Concurrent with placing annular sealing cement in ever more challenging conditions, the oil and gas industry also has begun to examine more closely both the short- and long-term mechanical properties of annular sealants and the effect these properties have on long-term annular isolation.4 To better test the mechanical properties of cement under well conditions, the cement must typically be cured, or hydrated, for the appropriate amount of time under temperature and pressure conditions as close as possible to the downhole conditions in the well. If the cement system is not hydrated at the correct temperature(s), the resulting mechanicalproperties tests may yield results that are inconsistent with the properties developed by the cement in the actual well. Further, the actual induced stresses in a set annular cement sheath have been shown to be influenced by short-term changes in wellbore temperatures. 4,5 As Romero and Loizzo6 have noted, "one could consider that the cement has set once the temperature is maximum in the wellbore." Given the annular-temperature reduction that can occur after cement hydration, it would seem logical that if the change is great enough, it could induce significant stresses into the recently set cement.
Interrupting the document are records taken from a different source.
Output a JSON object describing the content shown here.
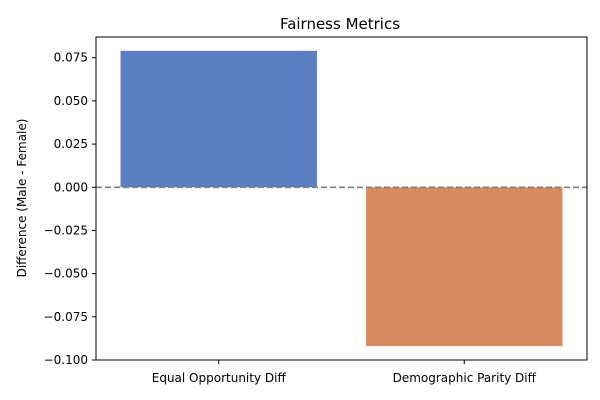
{
  "chart_data": {
    "type": "bar",
    "title": "Fairness Metrics",
    "xlabel": "",
    "ylabel": "Difference (Male - Female)",
    "categories": [
      "Equal Opportunity Diff",
      "Demographic Parity Diff"
    ],
    "values": [
      0.079,
      -0.092
    ],
    "colors": [
      "#5b7ec2",
      "#d88b60"
    ],
    "ylim": [
      -0.1,
      0.087
    ],
    "yticks": [
      -0.1,
      -0.075,
      -0.05,
      -0.025,
      0.0,
      0.025,
      0.05,
      0.075
    ],
    "ytick_labels": [
      "−0.100",
      "−0.075",
      "−0.050",
      "−0.025",
      "0.000",
      "0.025",
      "0.050",
      "0.075"
    ],
    "reference_line": {
      "y": 0.0,
      "style": "dashed",
      "color": "#808080"
    },
    "grid": false,
    "legend": "none"
  }
}
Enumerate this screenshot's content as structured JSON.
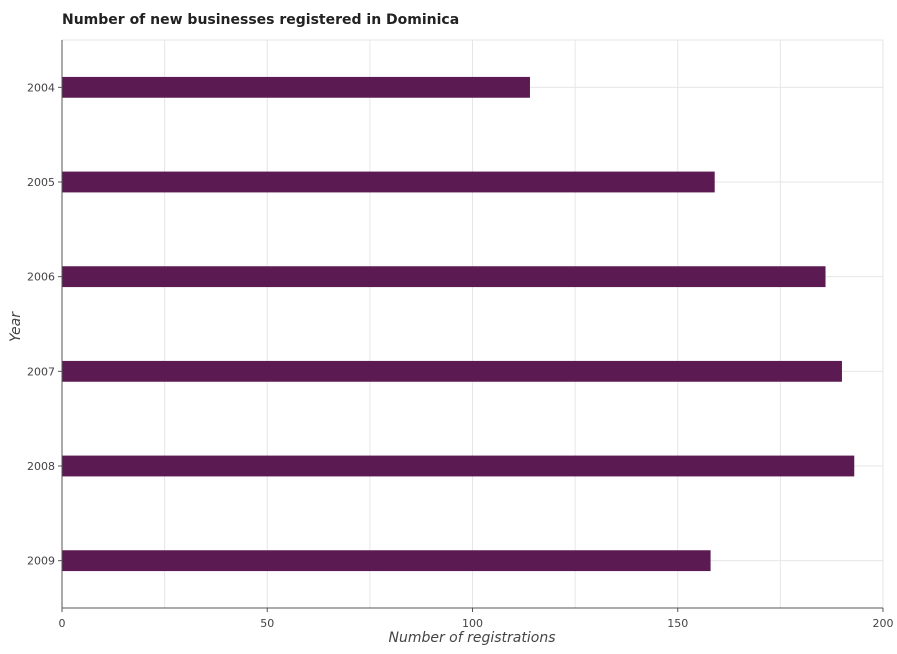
{
  "chart_data": {
    "type": "bar",
    "orientation": "horizontal",
    "title": "Number of new businesses registered in Dominica",
    "xlabel": "Number of registrations",
    "ylabel": "Year",
    "categories": [
      "2004",
      "2005",
      "2006",
      "2007",
      "2008",
      "2009"
    ],
    "values": [
      114,
      159,
      186,
      190,
      193,
      158
    ],
    "xlim": [
      0,
      200
    ],
    "xticks": [
      0,
      50,
      100,
      150,
      200
    ],
    "bar_color": "#5c1a52",
    "grid": true
  }
}
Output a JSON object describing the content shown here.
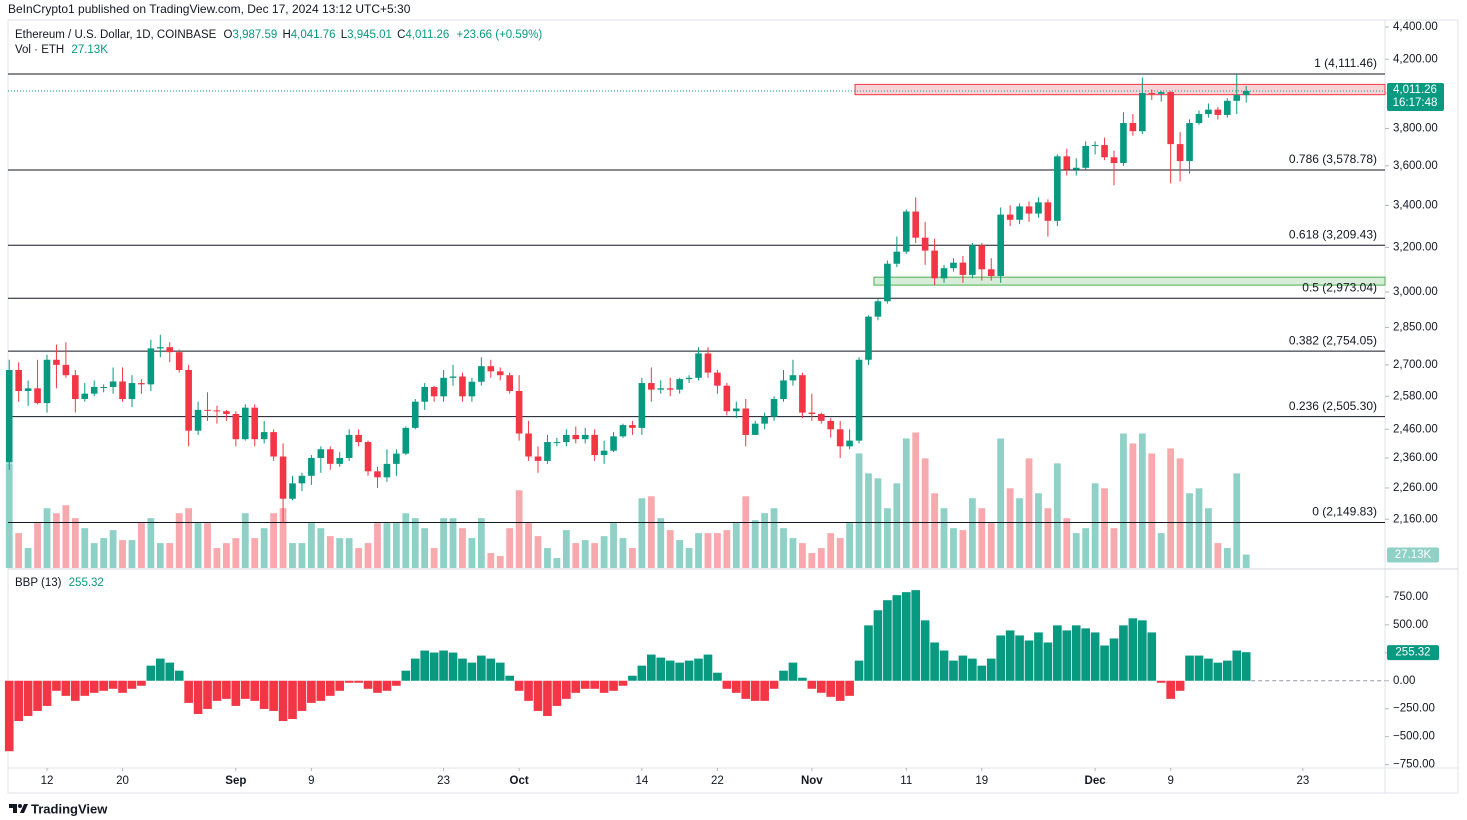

Finally, new advances in completions technology have made possible certain tools, such as external casing perforating guns that must be sealed in the cemented annulus of a well using such technology. While cementing these nonsymmetrical annuli can be challenging, it can be accomplished successfully.7 However, the tools that are left cemented into the annulus obviously must be subjected to the same conditions as the cement that hydrates around them in the annulus. Because most tools, gauges, and/or sensors used in oil and gas wells have certain design limits for time at temperature and pressure, it can be critical to know what conditions these annular devices are being exposed to at a given point in time to ensure correct operation.
Historically, most performance testing for set cement has been undertaken at or very near the BHST at the depth the cement is placed. Typically, cement curing chambers that hydrate the cement and hold it for given amounts of time under downhole conditions (before testing) will be slowly heated up (or cooled down for cold BHSTs) from a point near the anticipated bottomhole circulating temperature (BHCT) to the BHST. The BHST will then be held until the end of the curing time, at which point the appropriate testing of the cement's mechanical properties may be performed.
Likewise, many downhole tools and other mechanisms may be tested for extended periods at the anticipated BHST to determine their anticipated performance level in a given well.
Fortunately, it has now generally been recognized that because of the exothermic nature of Portland cement, hydration can inject significant amounts of thermal energy into a wellbore once it begins.6 Measurements in the test wells, as well as certain numerical simulator models, have suggested that early in the life of a well, this heat flux can drive the annular temperature to greater than the stabilized BHST for some time.3,6 Just how significant the annular temperature increase would be appears to be dependent upon several factors, not the least of which would be the mass of hydrating cement per unit of well depth, the slurry temperature at the start of hydration, and the composition of the actual cementing system used.